Coconut, Cornflake Meringue Cookies
Ingredients:
- 2 cups corn flakes
- 3/4 cup of coconut
- 3/4 cup of sugar
- 2 tbsp melted butter
- 2 egg whites at room temperature*
- pinch of salt
Method:
- Preheat oven to 170º C FF
- Line a biscuit tray with baking paper
- Carefully separate the egg whites from the yolks
- Mix cornflakes, coconut and melted butter in a bowl.
- Using another deep bowl, add egg whites and a pinch of salt and beat using a hand mixer on a medium speed
- Add the sugar at the edge of the bowl, one or two tablespoons at a time to egg whites beating after each addition.
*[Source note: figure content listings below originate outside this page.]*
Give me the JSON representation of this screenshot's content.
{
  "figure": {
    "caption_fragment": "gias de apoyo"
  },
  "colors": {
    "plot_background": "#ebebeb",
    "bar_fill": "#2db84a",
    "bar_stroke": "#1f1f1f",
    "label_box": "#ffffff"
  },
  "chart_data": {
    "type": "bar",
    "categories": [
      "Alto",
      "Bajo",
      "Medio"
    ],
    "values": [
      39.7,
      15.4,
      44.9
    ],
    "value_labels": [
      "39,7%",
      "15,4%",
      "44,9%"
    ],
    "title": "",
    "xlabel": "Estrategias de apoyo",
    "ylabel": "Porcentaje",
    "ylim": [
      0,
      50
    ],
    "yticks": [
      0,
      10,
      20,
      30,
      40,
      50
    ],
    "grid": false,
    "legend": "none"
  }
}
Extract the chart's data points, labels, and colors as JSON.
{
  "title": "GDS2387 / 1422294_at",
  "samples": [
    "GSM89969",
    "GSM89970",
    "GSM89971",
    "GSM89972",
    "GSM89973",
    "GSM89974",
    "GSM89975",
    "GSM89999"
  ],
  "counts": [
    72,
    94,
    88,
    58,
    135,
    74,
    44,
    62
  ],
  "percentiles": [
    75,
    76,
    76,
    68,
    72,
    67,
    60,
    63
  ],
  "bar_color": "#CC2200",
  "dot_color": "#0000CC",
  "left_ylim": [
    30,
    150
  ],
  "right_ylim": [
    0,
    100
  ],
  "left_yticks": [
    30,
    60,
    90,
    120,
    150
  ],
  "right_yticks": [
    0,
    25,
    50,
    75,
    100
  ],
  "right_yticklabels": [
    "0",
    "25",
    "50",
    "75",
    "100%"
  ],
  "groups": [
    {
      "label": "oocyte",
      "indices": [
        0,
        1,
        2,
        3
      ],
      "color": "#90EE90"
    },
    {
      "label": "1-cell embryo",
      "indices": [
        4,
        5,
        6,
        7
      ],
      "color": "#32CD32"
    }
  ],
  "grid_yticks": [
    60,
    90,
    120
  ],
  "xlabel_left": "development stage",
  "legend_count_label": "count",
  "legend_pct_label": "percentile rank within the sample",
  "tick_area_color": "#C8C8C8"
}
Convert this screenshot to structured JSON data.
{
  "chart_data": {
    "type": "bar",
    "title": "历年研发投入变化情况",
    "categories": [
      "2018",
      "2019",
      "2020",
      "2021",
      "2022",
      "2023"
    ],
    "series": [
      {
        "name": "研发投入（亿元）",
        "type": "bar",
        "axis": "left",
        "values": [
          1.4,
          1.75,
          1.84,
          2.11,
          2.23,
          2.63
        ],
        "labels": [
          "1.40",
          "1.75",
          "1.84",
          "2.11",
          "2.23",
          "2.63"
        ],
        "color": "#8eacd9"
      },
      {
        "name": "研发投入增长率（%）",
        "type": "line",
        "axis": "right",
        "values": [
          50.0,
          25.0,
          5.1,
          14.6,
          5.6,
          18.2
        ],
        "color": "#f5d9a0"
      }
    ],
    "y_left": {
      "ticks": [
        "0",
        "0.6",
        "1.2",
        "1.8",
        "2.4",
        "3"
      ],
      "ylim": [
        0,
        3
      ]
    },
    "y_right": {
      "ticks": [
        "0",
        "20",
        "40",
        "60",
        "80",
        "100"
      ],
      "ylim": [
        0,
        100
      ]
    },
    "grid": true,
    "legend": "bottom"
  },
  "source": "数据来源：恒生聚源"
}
Beat until the egg whites are glossy and form stiff peaks
The meringue should be glossy with stiff peaks - Fold in the coconut, cornflake mix
- Put heaped spoonfuls of the mix on a tray lined with baking paper 4 cm apart
- Bake for 10 minutes
- Let the biscuits to cool on the baking tray for 5 minutes before gently transferring them with a spatula to a rack to cool
* Note: eggs are easier to separate when cold. For this recipe put the eggs in the fridge before separating the whites and then set the whites aside to warm up to room temperature before using. Egg whites at room temperature are easier to aerate.